Last updated on: October 26, 2021, 06:09h.
When the Minnesota Vikings decided that they needed a new stadium, they wanted to take advantage of public financing if it was available. The state of Minnesota obliged, but decided that rather than take the money from the general fund or create a special tax to raise the money, they would bring electronic gambling machines to thousands of bars and other venues around the state. It seemed like a sound plan – until it was put into practice.
Net Gain: Bupkes
This week, Minnesota announced that residents and visitors to the state had put down about $15 million on the machines over the course of their first year in operation. Of that, approximately 85% went back to players in the form of winnings, leaving only about $2 million in earnings. That was split among charity expenses, donations and general taxes, and left absolutely nothing for the new stadium. That’s right: the electronic pull-tab style games raised nothing for their intended purpose over their first year in service.
The failure is an embarrassment for Governor Mark Dayton, who has been strongly behind the new Vikings stadium. According to him, the numbers that have come in show that the state itself was taking quite the gamble by relying on the machines to finance their portion of the stadium’s cost.
“To take an untried source of revenue for the sole source of funding for a major project is ill-advised,” Dayton said. “That’s my number one take-away from this.”
New Attempts at Financing
Since then, alternate forms of financing have been approved, including a short-term cigarette tax and the closing of a loophole in the corporate tax code.
“We made an honest mistake and corrected it,” Dayton said.
The project had problems from the beginning.
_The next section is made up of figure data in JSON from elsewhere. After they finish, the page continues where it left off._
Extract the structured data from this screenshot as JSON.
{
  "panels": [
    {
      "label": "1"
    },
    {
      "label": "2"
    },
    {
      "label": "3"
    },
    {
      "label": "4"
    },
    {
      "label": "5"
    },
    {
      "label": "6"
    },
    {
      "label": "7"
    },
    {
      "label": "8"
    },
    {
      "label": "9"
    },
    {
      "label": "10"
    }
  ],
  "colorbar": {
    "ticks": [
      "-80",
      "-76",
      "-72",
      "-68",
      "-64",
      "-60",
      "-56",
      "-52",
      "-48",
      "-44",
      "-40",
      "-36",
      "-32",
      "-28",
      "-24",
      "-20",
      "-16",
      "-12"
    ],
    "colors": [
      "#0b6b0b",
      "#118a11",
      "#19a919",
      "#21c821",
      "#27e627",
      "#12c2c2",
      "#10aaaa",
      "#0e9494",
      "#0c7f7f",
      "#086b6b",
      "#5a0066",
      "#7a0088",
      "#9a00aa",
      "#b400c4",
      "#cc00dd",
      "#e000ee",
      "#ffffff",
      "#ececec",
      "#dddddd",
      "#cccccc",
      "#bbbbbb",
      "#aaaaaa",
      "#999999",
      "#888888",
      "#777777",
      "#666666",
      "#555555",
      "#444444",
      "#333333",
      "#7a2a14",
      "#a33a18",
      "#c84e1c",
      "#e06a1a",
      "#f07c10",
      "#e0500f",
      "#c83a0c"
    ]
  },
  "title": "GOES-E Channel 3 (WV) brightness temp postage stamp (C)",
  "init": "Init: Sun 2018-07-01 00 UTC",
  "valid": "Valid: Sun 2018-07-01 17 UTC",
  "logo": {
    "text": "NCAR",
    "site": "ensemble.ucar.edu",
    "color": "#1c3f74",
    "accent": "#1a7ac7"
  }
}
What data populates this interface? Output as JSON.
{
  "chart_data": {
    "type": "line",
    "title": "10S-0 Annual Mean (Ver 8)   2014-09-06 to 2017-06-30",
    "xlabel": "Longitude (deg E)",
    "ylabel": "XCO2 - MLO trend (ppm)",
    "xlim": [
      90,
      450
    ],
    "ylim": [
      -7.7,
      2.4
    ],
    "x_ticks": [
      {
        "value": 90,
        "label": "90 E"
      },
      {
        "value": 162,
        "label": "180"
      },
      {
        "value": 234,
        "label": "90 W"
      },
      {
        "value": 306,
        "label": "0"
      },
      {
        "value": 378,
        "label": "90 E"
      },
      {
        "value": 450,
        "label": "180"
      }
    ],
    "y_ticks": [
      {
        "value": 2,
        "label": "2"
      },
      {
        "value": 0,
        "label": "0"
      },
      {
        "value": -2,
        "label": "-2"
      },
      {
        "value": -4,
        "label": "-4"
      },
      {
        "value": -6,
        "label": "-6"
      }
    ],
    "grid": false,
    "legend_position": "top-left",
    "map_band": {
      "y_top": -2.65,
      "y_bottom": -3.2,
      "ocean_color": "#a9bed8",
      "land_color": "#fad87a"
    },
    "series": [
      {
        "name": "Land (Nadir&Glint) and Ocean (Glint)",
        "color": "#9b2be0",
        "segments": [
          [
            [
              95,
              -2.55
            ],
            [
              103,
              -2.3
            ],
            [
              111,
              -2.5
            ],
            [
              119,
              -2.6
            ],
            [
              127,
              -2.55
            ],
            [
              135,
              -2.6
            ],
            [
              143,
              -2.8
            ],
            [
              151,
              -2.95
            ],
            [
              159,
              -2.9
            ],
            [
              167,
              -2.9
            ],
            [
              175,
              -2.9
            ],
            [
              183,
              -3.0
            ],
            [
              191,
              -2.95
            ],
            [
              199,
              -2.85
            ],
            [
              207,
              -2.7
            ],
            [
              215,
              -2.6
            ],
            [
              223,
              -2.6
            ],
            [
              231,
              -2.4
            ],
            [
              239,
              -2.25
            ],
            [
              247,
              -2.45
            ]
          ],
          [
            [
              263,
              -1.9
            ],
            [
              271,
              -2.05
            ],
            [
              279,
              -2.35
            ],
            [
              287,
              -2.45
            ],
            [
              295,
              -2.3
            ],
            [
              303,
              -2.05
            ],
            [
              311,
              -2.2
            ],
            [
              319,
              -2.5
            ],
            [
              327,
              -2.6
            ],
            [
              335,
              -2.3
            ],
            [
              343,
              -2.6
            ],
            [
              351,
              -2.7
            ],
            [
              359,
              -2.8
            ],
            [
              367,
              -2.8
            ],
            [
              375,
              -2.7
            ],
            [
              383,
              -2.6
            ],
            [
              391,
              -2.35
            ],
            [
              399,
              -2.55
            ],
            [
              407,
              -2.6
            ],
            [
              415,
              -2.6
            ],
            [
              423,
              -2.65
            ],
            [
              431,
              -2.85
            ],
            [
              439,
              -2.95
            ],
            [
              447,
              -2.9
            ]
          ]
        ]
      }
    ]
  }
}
Figures that suggested that the electronic machines would be able to cover the state’s entire burden were provided by the gambling industry, which said that the state would receive $35 million in tax money over the first year. To say these numbers were clearly inflated would be an understatement, obviously. Charity organizations were persuaded to sell machines to venues as fast as possible, and there was only one vendor from which to purchase the machines.
Perhaps worst of all was the fact that the public wasn’t strongly behind the stadium financing plan to begin with. Public financing for professional sports is always a tricky subject, with many constituents not having any interest in the stadium whatsoever, while many fans feel that billionaire owners should be able to pay the entire cost by themselves. In Minnesota, the Vikings new arena was dubbed the “millionaire’s stadium,” and it’s possible that knowing that playing the new machines would lead to stadium financing could have hurt revenues more than helped them.
However, there have been a few success stories. While the overall impact on charities from the electronic gambling experiment has been called “negligible,” some charities have done better. For instance, the Spring Lake Park Lions Club says that their overall pull-tab revenue (including the traditional paper pull-tabs) has gone up $93,000 in the past year since adding in the electronic versions of the games. In addition, some bars have been making as much as $18,000 a month in revenue from the machines.
As for the Vikings, they may earn some gambling money after all, but not from the electronic machines. Overall, the paper pull-tab games have seen much faster growth than the electronic games, bringing in $1 billion over the last year, a small amount of which may ultimately help pay for the stadium.